Eine Russin, ein Kolumbianer oder doch Merkel?

Oslo · Syrische Lebensretter, Flüchtlingshelfer, der Papst, Kolumbiens Präsident, selbst Donald Trump sind für den Friedensnobelpreis vorgeschlagen. Die Jury hat bei einer Rekordzahl von Nominierungen die Qual der Wahl.

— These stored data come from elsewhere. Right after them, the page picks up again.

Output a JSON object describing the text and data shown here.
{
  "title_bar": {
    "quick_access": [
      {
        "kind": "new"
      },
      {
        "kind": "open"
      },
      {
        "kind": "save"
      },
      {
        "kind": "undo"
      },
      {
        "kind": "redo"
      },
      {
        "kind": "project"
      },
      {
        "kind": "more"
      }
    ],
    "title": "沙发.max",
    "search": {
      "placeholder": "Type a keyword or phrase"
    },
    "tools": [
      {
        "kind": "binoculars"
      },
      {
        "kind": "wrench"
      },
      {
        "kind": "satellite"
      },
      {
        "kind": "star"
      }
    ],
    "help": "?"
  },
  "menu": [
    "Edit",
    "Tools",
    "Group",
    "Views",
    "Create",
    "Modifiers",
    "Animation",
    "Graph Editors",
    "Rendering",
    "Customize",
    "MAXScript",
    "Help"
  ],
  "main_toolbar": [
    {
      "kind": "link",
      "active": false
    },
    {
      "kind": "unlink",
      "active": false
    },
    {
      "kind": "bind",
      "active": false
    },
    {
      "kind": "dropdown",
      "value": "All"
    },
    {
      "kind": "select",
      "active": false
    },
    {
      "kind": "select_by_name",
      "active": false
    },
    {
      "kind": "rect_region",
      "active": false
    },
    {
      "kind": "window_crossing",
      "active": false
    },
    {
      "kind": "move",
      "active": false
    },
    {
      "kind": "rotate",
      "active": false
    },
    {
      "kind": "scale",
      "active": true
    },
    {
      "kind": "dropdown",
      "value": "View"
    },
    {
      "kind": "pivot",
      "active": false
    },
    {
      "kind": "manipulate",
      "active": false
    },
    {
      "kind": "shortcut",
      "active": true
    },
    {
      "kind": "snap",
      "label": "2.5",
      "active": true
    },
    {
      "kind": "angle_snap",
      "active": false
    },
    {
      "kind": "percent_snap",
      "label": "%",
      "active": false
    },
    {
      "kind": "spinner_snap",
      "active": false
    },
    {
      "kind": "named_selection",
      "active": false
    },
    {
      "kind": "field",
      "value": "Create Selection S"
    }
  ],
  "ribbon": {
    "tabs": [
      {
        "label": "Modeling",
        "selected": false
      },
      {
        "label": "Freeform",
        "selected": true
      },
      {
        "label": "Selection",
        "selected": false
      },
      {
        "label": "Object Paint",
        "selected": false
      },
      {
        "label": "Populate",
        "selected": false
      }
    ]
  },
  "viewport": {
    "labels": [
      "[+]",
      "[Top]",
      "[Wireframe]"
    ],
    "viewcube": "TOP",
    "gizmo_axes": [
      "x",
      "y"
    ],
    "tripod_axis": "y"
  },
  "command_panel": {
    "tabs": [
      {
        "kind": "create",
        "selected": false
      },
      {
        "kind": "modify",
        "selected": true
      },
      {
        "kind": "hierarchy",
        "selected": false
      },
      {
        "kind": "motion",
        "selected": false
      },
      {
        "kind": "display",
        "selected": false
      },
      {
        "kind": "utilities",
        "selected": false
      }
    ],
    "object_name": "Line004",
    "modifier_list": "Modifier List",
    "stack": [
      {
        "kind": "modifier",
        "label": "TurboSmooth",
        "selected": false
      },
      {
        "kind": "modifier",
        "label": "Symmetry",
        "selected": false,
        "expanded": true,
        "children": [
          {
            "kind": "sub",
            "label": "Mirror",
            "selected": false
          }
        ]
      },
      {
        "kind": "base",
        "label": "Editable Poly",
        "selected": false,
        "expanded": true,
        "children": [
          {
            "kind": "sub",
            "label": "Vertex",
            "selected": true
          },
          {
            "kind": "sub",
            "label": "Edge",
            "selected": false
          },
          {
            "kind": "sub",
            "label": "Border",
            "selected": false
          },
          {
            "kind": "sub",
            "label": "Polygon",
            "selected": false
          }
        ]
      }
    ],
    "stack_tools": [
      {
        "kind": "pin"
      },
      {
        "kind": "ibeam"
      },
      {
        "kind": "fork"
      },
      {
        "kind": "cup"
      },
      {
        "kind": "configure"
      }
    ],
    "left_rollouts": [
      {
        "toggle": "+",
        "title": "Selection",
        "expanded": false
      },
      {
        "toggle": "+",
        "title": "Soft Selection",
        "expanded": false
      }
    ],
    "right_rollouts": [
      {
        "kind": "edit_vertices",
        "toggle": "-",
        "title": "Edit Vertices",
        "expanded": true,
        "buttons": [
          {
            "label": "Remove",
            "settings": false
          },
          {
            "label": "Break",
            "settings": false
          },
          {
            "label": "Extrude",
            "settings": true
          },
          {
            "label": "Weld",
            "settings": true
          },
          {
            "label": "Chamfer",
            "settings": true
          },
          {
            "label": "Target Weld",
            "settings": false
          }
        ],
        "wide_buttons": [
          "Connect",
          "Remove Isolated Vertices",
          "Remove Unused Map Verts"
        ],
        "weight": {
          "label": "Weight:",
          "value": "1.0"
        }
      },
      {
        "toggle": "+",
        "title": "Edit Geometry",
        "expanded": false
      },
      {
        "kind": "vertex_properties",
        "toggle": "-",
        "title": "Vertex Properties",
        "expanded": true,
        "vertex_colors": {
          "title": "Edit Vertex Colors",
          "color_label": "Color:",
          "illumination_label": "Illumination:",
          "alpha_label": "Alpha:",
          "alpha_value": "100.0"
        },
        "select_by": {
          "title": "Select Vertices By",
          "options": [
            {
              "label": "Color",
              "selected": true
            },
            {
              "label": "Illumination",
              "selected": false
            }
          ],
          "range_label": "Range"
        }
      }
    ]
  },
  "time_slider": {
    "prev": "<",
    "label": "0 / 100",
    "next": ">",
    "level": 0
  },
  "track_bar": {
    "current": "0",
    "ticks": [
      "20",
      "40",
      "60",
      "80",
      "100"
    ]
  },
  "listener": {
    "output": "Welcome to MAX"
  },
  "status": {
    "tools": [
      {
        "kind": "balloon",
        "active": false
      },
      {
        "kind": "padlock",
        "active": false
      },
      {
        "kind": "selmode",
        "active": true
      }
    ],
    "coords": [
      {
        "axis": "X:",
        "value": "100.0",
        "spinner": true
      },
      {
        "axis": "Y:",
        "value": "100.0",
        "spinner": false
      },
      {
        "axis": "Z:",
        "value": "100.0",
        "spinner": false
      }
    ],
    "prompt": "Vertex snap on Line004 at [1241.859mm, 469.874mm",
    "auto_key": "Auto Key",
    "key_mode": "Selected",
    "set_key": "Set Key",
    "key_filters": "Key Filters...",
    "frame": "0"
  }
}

 Die russische Flüchtlingshelferin Swetlana Gannuschkina ist eine der großen Favoritinnen. Foto: dpa/Mauder

Die russische Flüchtlingshelferin Swetlana Gannuschkina ist eine der großen Favoritinnen. Foto: dpa/Mauder

Foto: dpa/Mauder

Wochenlang galt Kolumbien als der große Favorit auf den Friedensnobelpreis . "Für mich ist die Wahl in diesem Jahr so klar wie schon lange nicht mehr", sagte der Stockholmer Friedensforscher Dan Smith. "Kolumbien!" Viele Experten hatten das Land für die größte Auszeichnung der Welt ins Spiel gebracht, nachdem es Ende September Geschichte geschrieben hatte: Nach 220 000 Toten und Millionen Vertriebenen unterzeichneten Kolumbiens Präsident Juan Manuel Santos und der Chef der linken Farc-Guerilla, "Timochenko" Londoño, einen Friedensvertrag, der den Beginn einer neuen Ära markieren sollte. Doch bei einem Referendum sagten die Kolumbianer "No" zu dem Abkommen. Platzte damit auch die Chance auf den Nobelpreis?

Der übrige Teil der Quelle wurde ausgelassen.